Однако то, что не удалось с Буниным, удалось с Куприным, и к его возвращению Толстой приложил руку.
Ортодоксальный марксистский критик Александр Дымшиц, племянник Софьи Исааковны Дымшиц, хорошо знавший Толстого, встречавшийся с Куприным после его возвращения в СССР и решительно оспаривавший популярную (и скорее всего, гораздо более достоверную) версию о том, что Куприн был невменяем и не соображал, куда его везут, писал в своих мемуарах «Звенья памяти», опубликованных в 1966 году в журнале «Знамя»: «Разум у Куприна был совершенно ясный, ум живой. Он острил, улыбался, вспоминая былое… В разговоре со мной Куприн говорил о радости встречи с родиной, о трудных судьбах той части эмиграции, которая, отойдя от “белой идеи”, еще не решалась вернуться в Россию. Куприн заметил, что сам он долго колебался, но внял советам Алексея Толстого и твердо решил ехать домой. О Толстом он сказал с нежностью: “Спасибо Алеше — похлопотал за меня”».

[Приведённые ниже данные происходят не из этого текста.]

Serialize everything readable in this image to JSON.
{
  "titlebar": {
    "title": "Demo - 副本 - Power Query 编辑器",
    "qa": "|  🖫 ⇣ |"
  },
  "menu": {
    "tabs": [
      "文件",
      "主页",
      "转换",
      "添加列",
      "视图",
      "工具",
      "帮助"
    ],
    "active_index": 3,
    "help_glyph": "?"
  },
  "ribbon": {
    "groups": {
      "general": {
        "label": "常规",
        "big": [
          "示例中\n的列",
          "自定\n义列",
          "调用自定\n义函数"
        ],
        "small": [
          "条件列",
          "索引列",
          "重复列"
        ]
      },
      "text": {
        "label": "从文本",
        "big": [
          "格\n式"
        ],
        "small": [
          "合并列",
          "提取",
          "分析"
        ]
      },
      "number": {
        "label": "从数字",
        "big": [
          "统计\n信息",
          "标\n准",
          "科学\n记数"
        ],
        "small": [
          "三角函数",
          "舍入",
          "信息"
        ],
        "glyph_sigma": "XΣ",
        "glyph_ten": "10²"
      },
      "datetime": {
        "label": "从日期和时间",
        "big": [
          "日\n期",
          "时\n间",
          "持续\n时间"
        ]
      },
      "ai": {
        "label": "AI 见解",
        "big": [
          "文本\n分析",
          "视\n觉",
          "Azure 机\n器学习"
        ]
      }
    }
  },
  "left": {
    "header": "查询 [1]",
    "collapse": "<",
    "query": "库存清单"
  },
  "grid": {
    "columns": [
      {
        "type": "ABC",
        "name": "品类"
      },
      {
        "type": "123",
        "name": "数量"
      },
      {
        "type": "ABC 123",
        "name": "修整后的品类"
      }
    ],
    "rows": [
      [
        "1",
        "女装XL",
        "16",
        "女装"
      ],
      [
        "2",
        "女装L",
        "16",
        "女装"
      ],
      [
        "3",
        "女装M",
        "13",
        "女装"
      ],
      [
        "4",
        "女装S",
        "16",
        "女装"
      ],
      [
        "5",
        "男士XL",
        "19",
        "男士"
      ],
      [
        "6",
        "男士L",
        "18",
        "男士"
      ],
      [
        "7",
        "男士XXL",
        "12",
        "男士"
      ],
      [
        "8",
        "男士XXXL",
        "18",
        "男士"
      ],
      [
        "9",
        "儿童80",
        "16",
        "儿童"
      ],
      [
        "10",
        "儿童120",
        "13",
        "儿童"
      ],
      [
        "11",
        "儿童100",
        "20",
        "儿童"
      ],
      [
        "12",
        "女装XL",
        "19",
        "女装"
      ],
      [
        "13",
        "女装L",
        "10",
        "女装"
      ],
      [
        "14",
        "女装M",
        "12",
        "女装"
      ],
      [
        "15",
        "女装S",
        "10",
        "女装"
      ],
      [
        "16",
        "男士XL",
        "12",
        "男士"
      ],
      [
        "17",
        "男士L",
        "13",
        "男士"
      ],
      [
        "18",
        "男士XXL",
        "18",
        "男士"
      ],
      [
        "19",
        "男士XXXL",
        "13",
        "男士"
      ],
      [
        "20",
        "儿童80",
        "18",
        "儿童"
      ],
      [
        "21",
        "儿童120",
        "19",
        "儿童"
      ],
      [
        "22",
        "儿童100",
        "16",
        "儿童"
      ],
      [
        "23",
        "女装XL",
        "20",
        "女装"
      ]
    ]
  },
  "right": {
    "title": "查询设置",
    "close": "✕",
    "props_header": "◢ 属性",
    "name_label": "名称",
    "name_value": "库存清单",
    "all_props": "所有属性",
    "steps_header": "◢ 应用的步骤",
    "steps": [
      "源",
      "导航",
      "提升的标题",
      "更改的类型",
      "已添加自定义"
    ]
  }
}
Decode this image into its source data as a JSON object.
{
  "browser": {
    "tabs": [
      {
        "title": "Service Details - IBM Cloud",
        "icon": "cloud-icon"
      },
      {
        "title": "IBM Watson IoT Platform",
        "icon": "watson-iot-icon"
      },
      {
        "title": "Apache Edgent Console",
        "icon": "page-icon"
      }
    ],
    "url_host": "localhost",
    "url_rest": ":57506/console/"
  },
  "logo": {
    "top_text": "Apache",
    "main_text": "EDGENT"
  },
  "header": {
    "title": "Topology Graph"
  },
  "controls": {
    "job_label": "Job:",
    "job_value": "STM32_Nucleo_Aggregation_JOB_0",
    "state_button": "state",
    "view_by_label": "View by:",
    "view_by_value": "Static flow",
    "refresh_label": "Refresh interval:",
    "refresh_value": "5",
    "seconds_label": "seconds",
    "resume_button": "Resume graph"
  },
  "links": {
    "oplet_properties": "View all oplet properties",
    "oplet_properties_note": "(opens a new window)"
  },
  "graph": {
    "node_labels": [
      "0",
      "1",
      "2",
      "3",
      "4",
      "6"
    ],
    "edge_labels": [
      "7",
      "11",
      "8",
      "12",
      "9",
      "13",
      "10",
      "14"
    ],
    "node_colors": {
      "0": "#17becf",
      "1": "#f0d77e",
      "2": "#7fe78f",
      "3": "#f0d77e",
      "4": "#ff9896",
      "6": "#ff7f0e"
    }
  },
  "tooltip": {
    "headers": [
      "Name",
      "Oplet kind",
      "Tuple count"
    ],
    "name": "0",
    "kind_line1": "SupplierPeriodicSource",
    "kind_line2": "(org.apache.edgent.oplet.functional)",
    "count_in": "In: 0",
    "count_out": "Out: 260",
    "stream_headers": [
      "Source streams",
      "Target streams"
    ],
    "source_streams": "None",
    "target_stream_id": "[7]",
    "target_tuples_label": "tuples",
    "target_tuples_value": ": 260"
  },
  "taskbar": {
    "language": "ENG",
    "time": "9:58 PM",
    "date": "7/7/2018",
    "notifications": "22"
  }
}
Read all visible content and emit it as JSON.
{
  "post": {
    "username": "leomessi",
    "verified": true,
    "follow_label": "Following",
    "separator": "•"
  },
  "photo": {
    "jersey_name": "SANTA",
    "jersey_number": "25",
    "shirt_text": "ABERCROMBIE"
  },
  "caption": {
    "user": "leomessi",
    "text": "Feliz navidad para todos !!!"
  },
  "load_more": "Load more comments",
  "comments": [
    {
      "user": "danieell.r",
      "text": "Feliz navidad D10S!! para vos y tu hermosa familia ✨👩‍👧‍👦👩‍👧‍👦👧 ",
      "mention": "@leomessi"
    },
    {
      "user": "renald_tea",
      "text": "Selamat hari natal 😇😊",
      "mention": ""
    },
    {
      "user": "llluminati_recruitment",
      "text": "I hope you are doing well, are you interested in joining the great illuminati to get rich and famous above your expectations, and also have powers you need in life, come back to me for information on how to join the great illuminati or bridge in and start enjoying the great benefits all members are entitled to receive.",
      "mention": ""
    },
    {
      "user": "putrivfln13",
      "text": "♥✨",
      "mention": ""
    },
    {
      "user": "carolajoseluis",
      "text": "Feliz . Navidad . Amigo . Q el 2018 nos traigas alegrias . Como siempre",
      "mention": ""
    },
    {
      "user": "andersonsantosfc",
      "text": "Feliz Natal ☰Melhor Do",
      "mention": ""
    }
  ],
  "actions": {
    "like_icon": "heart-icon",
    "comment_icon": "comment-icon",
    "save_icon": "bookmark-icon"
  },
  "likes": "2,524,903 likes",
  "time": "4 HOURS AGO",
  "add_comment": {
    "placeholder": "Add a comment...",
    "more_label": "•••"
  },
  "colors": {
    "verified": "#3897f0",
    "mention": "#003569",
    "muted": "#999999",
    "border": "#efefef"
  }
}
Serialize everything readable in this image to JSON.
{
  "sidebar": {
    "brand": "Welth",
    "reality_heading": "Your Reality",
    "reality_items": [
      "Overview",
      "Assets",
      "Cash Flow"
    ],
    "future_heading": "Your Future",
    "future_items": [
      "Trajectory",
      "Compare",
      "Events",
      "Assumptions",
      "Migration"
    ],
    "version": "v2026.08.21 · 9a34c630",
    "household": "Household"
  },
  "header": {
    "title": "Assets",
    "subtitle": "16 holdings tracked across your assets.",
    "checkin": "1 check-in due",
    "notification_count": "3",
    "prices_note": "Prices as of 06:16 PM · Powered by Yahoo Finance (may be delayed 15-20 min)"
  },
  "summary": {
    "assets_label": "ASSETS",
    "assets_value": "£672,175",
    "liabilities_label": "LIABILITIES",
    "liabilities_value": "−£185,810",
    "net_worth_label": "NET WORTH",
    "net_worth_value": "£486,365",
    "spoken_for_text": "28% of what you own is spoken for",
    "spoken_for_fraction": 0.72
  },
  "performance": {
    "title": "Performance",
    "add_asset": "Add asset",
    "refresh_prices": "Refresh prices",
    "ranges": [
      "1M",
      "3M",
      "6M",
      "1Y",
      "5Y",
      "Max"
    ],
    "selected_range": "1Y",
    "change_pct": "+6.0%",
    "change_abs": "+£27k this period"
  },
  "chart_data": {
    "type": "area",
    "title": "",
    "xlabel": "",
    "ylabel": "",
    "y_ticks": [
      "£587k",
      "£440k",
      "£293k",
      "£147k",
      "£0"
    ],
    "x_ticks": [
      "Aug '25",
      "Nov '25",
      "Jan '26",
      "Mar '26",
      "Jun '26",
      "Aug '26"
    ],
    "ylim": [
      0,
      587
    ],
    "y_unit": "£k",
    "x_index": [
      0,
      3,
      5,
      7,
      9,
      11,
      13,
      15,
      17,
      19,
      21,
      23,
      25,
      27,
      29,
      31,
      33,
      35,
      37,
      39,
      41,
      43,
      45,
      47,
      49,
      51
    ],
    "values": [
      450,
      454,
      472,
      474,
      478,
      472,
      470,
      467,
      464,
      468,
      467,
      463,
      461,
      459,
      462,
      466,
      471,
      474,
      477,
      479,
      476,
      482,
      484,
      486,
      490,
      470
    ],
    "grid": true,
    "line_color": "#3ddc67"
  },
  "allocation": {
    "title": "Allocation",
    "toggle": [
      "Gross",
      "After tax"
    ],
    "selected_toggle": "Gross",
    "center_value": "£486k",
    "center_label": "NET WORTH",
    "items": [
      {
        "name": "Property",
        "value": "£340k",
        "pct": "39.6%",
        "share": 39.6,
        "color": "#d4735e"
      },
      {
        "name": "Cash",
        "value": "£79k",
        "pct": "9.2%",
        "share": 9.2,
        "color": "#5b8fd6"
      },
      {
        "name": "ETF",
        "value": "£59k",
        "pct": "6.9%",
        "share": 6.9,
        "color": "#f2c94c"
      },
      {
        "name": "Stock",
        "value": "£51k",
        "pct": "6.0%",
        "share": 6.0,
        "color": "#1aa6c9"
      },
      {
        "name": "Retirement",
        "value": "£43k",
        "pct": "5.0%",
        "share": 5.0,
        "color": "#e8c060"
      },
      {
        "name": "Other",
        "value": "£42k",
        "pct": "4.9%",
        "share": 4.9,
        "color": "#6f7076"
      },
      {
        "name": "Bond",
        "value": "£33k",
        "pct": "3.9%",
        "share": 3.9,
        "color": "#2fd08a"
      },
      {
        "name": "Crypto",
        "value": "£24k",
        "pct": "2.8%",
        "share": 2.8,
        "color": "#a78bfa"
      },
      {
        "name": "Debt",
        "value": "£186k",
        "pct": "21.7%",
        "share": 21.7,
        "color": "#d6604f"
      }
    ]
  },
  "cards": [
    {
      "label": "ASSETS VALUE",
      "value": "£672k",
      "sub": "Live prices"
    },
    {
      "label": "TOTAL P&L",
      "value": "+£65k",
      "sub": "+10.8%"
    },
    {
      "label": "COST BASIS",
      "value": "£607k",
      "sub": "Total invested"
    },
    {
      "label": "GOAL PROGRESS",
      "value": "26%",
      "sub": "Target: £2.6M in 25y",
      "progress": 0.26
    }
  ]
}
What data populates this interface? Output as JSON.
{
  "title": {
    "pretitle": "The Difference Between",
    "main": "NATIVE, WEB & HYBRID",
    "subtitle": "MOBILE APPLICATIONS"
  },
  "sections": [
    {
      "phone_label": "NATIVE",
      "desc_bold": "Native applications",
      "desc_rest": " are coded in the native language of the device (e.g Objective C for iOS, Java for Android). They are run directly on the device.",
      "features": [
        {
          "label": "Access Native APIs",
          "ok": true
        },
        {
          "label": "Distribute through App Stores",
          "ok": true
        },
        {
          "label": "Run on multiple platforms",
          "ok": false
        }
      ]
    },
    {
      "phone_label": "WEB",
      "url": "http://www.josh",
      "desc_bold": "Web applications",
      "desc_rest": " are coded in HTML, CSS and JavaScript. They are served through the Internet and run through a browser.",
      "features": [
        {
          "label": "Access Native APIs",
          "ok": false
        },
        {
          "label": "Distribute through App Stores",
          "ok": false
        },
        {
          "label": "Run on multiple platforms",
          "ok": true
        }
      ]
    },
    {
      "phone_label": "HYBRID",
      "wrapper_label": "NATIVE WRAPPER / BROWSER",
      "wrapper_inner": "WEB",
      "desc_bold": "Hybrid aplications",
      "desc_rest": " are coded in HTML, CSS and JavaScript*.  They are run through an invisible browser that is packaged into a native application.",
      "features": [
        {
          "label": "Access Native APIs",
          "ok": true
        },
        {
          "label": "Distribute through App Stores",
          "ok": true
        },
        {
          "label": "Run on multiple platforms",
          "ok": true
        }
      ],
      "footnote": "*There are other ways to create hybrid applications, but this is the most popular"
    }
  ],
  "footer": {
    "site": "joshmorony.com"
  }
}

Так, во второй половине тридцатых годов Алексей Толстой стал не просто одним из самых крупных русских писателей, а после смерти Горького писателем номер один, но и особо доверенным лицом, человеком, которому поручались самые щекотливые задания. Он выступал на международных конгрессах, был во Франции, в Англии и даже во время гражданской войны в Испании. И пожалуй, не было такого писателя, который мог с ним в этой роли сравняться. Шолохов никуда ездить не любил, Пастернак побывал единственный раз на конгрессе в Париже в 1935 году и больше не выезжал, Булгакова не пускали, Симонов был еще очень молод. Разве что Эренбург, с которым Толстой когда-то жестоко поссорился, а теперь примирился и мирно путешествовал по дорогам старой Европы. Но как писатель Эренбург был все же мельче Толстого. В своих воспоминаниях он не раз давал понять, что его положение было отчаянным и в любой момент его могли схватить, как хватали многих из тех, кто был рядом с ним. Толстой по сравнению с ним казался неуязвимым — царедворец, «особа, приближенная к императору».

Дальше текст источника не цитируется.